Step 5: Combined date + time
For appointment scheduling, log entries, or anything that needs a single moment in time,
BptDateTimeSelector avoids the awkward "two controls glued together" feel.
<BptDateTimeSelector @bind-Value="_appointment"
Format="yyyy-MM-dd HH:mm"
MinDate="DateTime.Today"
MaxDate="DateTime.Today.AddMonths(3)"
MinHour="8"
MaxHour="18"
Placeholder="Pick an appointment slot" />
@code {
private DateTime? _appointment;
}
Note the parameter names differ from BptDateSelector: it's MinDate /
MaxDate rather than Min / Max, because there are
also MinHour / MaxHour parameters that constrain the time part.
This lets you express "any weekday between 8 AM and 6 PM in the next quarter" with a single control.
Step 6: Date ranges
BptDateRangeSelector renders two coupled date pickers — picking a start date enforces
the end date to be after it, and vice versa.
<BptDateRangeSelector @bind-StartDate="_from"
@bind-EndDate="_to"
StartPlaceholder="Check-in"
EndPlaceholder="Check-out" />
@code {
private DateTime? _from;
private DateTime? _to;
}
Two-way binding here uses the field-specific form (@bind-StartDate,
@bind-EndDate) because there's no single Value — the control exposes
a pair.
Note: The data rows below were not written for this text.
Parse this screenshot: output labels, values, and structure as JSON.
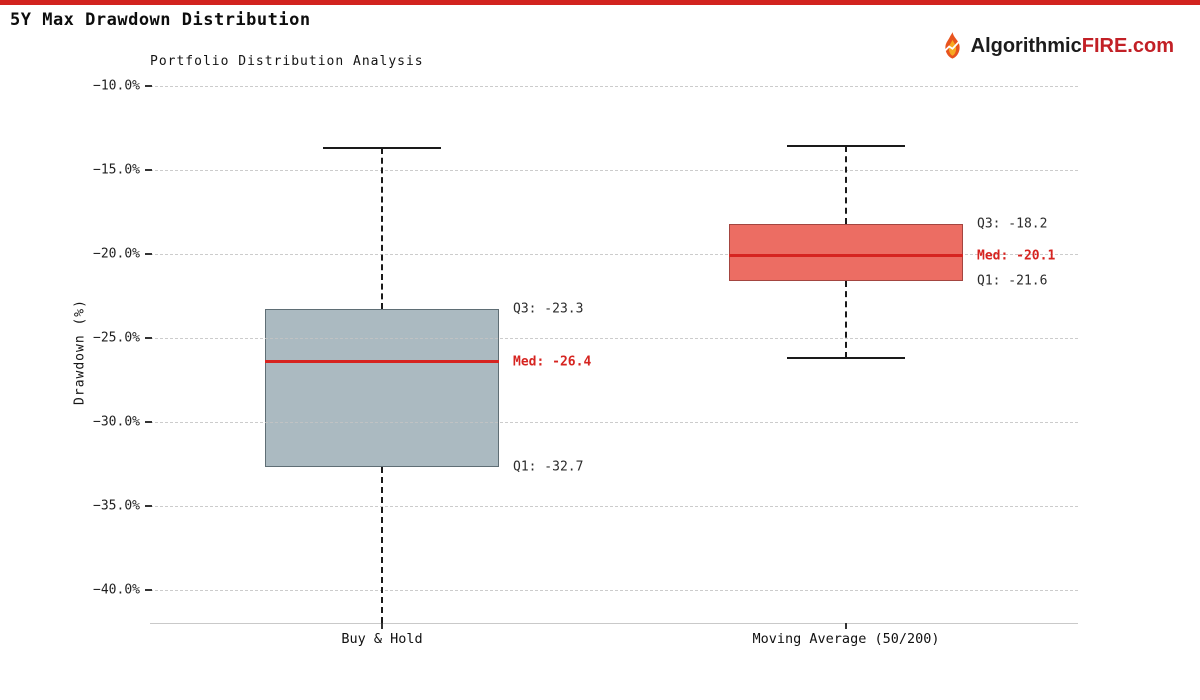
{
  "page": {
    "title": "5Y Max Drawdown Distribution",
    "brand": {
      "name_black": "Algorithmic",
      "name_red": "FIRE.com",
      "accent_red": "#c22026"
    }
  },
  "chart_data": {
    "type": "boxplot",
    "title": "Portfolio Distribution Analysis",
    "ylabel": "Drawdown (%)",
    "grid": "horizontal-dashed",
    "ylim": [
      -42,
      -10
    ],
    "y_tick_values": [
      -10,
      -15,
      -20,
      -25,
      -30,
      -35,
      -40
    ],
    "y_ticks": [
      "−10.0%",
      "−15.0%",
      "−20.0%",
      "−25.0%",
      "−30.0%",
      "−35.0%",
      "−40.0%"
    ],
    "categories": [
      "Buy & Hold",
      "Moving Average (50/200)"
    ],
    "median_color": "#d62420",
    "annotation_color": "#2b2b2b",
    "median_label_color": "#d62420",
    "series": [
      {
        "name": "Buy & Hold",
        "whisker_high": -13.7,
        "q3": -23.3,
        "median": -26.4,
        "q1": -32.7,
        "whisker_low": -42.0,
        "whisker_low_clipped": true,
        "box_fill": "#abbac1",
        "box_border": "#5f6e75",
        "labels": {
          "q3": "Q3: -23.3",
          "median": "Med: -26.4",
          "q1": "Q1: -32.7"
        }
      },
      {
        "name": "Moving Average (50/200)",
        "whisker_high": -13.6,
        "q3": -18.2,
        "median": -20.1,
        "q1": -21.6,
        "whisker_low": -26.2,
        "whisker_low_clipped": false,
        "box_fill": "#ec6d63",
        "box_border": "#a34540",
        "labels": {
          "q3": "Q3: -18.2",
          "median": "Med: -20.1",
          "q1": "Q1: -21.6"
        }
      }
    ]
  }
}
The OnRangeSelected callback (parameterless) fires once both ends are chosen,
which is the right hook for "search hotels" or "filter results" actions.
Parameter quick-reference
| Parameter | Date | Time | DateTime | Range |
|---|---|---|---|---|
Value (bind) | DateTime? | TimeSpan? | DateTime? | — (use StartDate/EndDate) |
Min / Max | ✓ | ✓ (TimeSpan?) | — | — |
MinDate / MaxDate | — | — | ✓ | ✓ |
MinHour / MaxHour | — | — | ✓ | — |
Format | "yyyy-MM-dd" | "HH:mm" | "yyyy-MM-dd HH:mm" | per-end |
HourStep / MinuteStep | — | ✓ | — | — |
Use24HourFormat | — | ✓ | — | — |
Placeholder | ✓ | ✓ | ✓ | Start/EndPlaceholder |
Disabled | ✓ | ✓ | ✓ | ✓ |
Common gotchas
- DateTimeKind matters. Both date and date-time selectors emit
DateTimeKind.Unspecifiedvalues — they describe a "wall-clock" moment, not a UTC instant. If you store them in a database, decide explicitly whether to interpret them as local or UTC and convert before persisting. - Min/Max are inclusive.
Max="DateTime.Today"lets the user pick today's date. UseDateTime.Today.AddDays(-1)if you want a strict "must be in the past" rule. - TimeSpan can exceed 24h.
BptTimeSelector'sValueis aTimeSpan?, which has no built-in cap at 24 hours. The control's UI clamps the display, but if you setValueprogrammatically toTimeSpan.FromHours(30)you'll see "06:00". Always normalize inputs.